Abstract

My geologic research began at Carleton College. I studied heavy minerals in some midcontinent orthoquartzites, publishing my very first paper in American Mineralogist in 1954. As a master's candidate at the University of Minnesota, I investigated igneous differentiation in a diabase-granophyre sill of the Duluth Gabbro Complex. Later, in a Ph.D. program at Johns Hopkins University, I became Joe Boyd's apprentice at the Geophysical Laboratory (GL), and for a time was phase-equilibrium god of the Na-amphiboles. Doctoral research earned me an offer of a UCLA assistant professorship as a mineralogist in 1960. There, I continued pursuing amphibole P-T stability relations in lab and field. My glaucophane phase equilibrium research would later be found to have instead crystallized Na-magnesiorichterite. However, amphibole research led me to map field occurrences of HP-LT (high P-low T) blueschists of the Franciscan Complex. Thus, when plate tectonics emerged in the late 1960s, I was deep in the subduction zone. My recent studies focused on the petrology and geochemistry of oceanic crustal rocks, Californian calc-alkaline arcs, and coesite ± microdiamond-bearing crustal margin rocks in various parts of Eurasia. Other works treated global mineral resources and population, mineralogy and human health, and early Earth petrotectonic evolution. I tried to work on important problems, but mainly studied topics that fired my interest.

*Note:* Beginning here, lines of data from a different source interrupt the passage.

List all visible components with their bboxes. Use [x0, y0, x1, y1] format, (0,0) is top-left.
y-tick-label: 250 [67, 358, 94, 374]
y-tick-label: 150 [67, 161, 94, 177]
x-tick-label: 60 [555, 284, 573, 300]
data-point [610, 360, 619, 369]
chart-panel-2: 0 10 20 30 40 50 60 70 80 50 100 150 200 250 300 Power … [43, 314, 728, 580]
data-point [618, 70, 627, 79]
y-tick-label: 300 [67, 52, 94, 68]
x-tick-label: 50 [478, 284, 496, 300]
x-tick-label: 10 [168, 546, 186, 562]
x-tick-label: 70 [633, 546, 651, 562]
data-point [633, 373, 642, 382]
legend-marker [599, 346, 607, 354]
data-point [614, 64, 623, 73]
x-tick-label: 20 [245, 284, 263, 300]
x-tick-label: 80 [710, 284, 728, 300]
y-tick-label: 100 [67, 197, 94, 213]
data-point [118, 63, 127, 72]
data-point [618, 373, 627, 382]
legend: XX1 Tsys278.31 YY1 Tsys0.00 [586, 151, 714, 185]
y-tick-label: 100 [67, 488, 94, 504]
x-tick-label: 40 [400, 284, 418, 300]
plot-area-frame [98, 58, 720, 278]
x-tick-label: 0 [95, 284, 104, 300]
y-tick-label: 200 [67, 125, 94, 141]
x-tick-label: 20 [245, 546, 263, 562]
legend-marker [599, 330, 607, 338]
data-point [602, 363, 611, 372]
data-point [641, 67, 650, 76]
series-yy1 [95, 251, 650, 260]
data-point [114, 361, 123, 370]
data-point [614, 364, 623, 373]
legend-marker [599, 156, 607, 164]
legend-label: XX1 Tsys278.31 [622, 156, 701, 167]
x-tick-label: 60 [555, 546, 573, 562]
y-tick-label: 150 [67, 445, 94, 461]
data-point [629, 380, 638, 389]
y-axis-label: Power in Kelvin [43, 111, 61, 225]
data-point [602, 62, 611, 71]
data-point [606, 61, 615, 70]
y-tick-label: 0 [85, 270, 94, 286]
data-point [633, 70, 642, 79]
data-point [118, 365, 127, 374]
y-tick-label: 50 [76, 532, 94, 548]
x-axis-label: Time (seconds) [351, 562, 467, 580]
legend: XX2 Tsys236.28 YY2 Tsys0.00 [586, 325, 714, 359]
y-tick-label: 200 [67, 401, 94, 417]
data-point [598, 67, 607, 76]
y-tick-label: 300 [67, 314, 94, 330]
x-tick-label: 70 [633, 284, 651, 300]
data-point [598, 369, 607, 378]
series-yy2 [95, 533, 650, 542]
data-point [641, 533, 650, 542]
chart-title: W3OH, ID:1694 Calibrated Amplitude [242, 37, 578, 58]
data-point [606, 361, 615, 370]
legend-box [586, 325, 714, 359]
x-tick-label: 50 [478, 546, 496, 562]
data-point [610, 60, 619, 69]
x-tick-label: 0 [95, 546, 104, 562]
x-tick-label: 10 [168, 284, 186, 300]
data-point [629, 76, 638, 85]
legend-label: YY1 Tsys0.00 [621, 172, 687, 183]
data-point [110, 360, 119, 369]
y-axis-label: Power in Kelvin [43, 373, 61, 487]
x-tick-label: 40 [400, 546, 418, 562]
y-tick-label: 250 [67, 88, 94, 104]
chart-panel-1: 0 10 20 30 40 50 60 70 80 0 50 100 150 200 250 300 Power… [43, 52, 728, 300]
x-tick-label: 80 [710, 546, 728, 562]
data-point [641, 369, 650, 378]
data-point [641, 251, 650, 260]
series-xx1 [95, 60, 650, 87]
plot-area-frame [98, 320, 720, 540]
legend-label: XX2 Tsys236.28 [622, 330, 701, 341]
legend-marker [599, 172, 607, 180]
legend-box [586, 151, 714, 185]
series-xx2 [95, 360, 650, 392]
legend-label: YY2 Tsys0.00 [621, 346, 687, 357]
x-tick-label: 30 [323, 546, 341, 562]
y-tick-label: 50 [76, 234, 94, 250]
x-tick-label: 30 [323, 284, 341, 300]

For the future, I see the existential challenge facing humanity and the biosphere as the imperative to stop our overdrafting of mineral resources. This will require reaching a dynamic equilibrium between the use and replenishment of near-surface resources (i.e., nutrients) essential for life. Earth scientists are planetary stewards, so we must lead the way forward in life-supporting mineral usage, recycling, substitution, and dematerialization. In any event, sustainable development will soon return to the Earth's Critical Zone of life because Mother Nature—the ruling terrestrial economist—abhors long-term overdrafting of resources1.